Clues Found In Navajo's VisionNewspaper article from the Arizona Republic, Friday, January 9, 1998
Medicine man, officer agree on details of death
Up on the Navajo Reservation last month, a medicine man held a ceremony for a grieving mother, Carolyn Clah.
He told her he had a vision about her son's mysterious death in Phoenix, which police said might have been a suicide.
Also last month, Phoenix police homicide Det. Gary McWilliams came across a key lead in the case of Kamanuel Clah.
The 16-year-old was found Dec. 14, lying dead from a gunshot wound on the banks of the Arizona Canal near 23rd Avenue.
Somehow, the medicine man and the cop - worlds apart in geography and culture - came up with the same conclusions.
Kamanuel did not commit suicide, they both said.
And, McWilliams said, they both came up with virtually identical descriptions of two likely suspects.
"I don't know how the medicine man did what he did," said McWilliams, who stressed that he'd shared his information with no one outside his unit.
"But it was pretty amazing."
Clah, with whom Kamanuel was living in Phoenix, could not be reached for comment Thursday. But Kamanuel's father, Tony Tsosie, said the boy had planned to spend the Christmas holiday with him in Dinnehotso.
Tsosie said the youngster wanted to live with him while attending a reservation high school. He described his son as a "happy and energetic" boy who loved sports.
The teen also was "a pretty innocent young man who had spent most of his life on the reservation, and whose universe was expanding," McWilliams said.

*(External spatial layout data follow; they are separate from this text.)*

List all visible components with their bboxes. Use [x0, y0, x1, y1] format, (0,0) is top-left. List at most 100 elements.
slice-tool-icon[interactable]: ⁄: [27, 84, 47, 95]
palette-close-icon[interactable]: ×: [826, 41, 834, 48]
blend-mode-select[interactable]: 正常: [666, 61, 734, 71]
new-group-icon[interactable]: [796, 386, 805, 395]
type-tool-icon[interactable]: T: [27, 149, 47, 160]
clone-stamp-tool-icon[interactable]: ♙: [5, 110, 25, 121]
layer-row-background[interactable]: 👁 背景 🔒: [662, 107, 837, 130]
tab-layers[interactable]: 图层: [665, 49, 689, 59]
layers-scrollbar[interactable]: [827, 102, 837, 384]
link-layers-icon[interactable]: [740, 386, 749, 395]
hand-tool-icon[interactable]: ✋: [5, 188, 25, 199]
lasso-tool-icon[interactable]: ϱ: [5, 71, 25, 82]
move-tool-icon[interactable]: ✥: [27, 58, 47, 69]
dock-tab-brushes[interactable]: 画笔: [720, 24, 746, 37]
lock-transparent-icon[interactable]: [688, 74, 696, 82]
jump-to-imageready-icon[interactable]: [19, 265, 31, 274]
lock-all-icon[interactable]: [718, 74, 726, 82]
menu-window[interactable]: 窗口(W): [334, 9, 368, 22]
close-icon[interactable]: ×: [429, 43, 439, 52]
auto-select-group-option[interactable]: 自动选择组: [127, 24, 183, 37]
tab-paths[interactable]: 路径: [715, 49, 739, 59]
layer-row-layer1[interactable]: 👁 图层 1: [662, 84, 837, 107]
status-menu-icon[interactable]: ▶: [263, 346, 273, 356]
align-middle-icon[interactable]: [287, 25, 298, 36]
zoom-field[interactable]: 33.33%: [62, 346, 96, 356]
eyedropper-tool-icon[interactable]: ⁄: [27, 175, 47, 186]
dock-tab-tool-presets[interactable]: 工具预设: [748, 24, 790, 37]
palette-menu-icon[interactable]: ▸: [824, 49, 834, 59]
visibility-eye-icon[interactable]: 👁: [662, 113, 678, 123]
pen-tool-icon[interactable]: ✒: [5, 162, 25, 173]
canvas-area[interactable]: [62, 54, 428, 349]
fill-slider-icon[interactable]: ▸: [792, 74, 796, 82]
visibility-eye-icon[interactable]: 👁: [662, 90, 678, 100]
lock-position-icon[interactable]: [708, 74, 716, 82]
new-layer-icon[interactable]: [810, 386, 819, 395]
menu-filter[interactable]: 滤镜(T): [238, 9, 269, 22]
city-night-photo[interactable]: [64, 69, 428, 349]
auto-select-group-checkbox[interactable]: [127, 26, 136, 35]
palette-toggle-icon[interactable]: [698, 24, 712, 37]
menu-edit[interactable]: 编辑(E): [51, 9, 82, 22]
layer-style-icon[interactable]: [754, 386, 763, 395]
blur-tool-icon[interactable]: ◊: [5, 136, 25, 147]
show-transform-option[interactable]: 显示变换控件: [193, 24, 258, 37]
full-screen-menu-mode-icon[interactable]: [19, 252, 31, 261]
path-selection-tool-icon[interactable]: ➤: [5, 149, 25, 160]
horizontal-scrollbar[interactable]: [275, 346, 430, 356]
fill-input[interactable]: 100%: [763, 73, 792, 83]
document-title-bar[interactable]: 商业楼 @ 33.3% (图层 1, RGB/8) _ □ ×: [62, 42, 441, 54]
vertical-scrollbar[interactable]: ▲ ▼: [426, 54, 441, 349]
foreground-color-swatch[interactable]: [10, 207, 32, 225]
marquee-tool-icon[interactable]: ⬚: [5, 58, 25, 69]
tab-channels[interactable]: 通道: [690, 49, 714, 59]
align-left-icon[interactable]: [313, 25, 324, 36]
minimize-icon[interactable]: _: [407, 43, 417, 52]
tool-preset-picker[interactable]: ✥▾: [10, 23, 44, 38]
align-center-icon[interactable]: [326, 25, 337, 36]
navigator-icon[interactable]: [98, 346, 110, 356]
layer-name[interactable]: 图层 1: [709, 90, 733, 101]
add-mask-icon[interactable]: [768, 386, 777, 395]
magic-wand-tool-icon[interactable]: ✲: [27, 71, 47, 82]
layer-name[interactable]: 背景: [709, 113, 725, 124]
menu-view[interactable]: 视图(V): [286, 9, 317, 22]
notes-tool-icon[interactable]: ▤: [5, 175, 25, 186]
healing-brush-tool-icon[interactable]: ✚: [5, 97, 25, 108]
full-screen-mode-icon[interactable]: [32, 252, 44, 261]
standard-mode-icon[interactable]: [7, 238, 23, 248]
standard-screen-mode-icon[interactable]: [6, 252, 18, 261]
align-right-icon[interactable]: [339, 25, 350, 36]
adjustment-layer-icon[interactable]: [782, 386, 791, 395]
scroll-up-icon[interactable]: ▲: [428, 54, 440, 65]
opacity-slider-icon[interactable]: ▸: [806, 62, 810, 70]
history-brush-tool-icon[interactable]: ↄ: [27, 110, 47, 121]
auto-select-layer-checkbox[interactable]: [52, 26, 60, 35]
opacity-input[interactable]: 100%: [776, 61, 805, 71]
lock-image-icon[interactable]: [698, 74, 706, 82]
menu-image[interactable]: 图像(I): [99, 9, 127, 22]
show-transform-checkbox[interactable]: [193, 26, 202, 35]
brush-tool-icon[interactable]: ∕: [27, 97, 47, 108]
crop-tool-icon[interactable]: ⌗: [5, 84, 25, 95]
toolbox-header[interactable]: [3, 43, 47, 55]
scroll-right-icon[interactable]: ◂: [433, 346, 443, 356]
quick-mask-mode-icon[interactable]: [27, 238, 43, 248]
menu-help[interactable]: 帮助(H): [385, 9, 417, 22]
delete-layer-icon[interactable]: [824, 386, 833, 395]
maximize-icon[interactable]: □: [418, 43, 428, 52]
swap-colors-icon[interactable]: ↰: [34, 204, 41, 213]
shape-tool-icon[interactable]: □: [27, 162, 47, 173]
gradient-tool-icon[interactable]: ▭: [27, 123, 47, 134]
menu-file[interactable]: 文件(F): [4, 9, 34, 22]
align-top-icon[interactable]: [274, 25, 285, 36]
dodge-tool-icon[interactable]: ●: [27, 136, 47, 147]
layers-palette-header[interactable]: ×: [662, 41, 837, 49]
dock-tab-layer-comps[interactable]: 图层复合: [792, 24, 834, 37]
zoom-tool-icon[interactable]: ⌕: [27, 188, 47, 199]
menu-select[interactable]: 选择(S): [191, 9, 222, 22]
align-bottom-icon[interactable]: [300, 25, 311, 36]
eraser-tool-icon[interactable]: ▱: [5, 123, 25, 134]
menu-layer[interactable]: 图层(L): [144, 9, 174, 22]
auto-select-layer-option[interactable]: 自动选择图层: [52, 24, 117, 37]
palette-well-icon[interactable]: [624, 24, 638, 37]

McWilliams said Kamanuel had been dazzled when he went to a Phoenix car show and saw his first low-rider, the detective said. He "wrote down that he would love to have his picture taken with him standing beside a low-rider."
Instead, a hearbroken Clah took her boy's body back to the reservation and arranged to see a medicine man.
Authorities on Navajo culture say medicine men are called "diagnosticians," "hand tremblers" or "crystal gazers."
They carry the special power of asking the Holy People, such as the wind, the sky, the stars and the Earth for help to find solutions.
During the 1993 hantavirus outbreak in the Four Corners region, for example, medicine men played a role in helping epidemiologists identify what was then called a silent killer.
The medicine man told Clah that her son did not die alone.
A young Indian man with hair closely cut on the sides and longer on top was at the scene, he said, as was a young Indian woman with long, reddish, curly hair.
The medicine man said the killer would be filled with remorse soon after the new year and would want to come forward.
Clah called McWilliams, who was still working the frustrating case.
McWilliams had checked out a black and white lithograph found on Kamanuel's body, and learned the boy had bought it at Chris-Town Mall the day before his death.
Then McWilliams learned that on the evening he died Kamanuel had dined at Filiberto's Mexican Food restaurant at 2240 W. Indian School Road.
When the detective interviewed restaurant employees, McWilliams said, they told him Kamanuel had not been alone that night.
They said he'd been with an Indian man with hair cut short on the sides and longer on top and an Indian woman with long, red, curly hair.
McWilliams said he hadn't shared that information with Clah or anyone else outside the homicide bureau.
The detective said when he talked with Clah, she told him she had faith in the powers of the medicine man.
"She said to me, 'This is a real Navajo medicine man, from the old ways,' and she said she had a lot of faith in him," McWilliams said.
McWilliams said he is not ready yet to release all the information detectives gathered at the crime scene, or even everything that came from the medicine man's vision.
"We will say this," be said. "The medicine man gave the mother a description of what he believes happened and who was responsible. It works very well with evidence we have gathered and conclusions we've reached in our investigations."
"Now we hope he is right about the person wanting to come forward, wanting to talk about what happened."
Kamanuel's parents and relatives are still deep in their grief.
"I cried. I went through a lot of grief," Tsosie said, "He was my son. I had dreams for him. He would finish high school, go to college and make a good living for himself."
Kamanuel's aunt, Geneva Smith, said, "We want the case to be solved. We don't know why and how he was killed. If we don't know, we'll never find peace."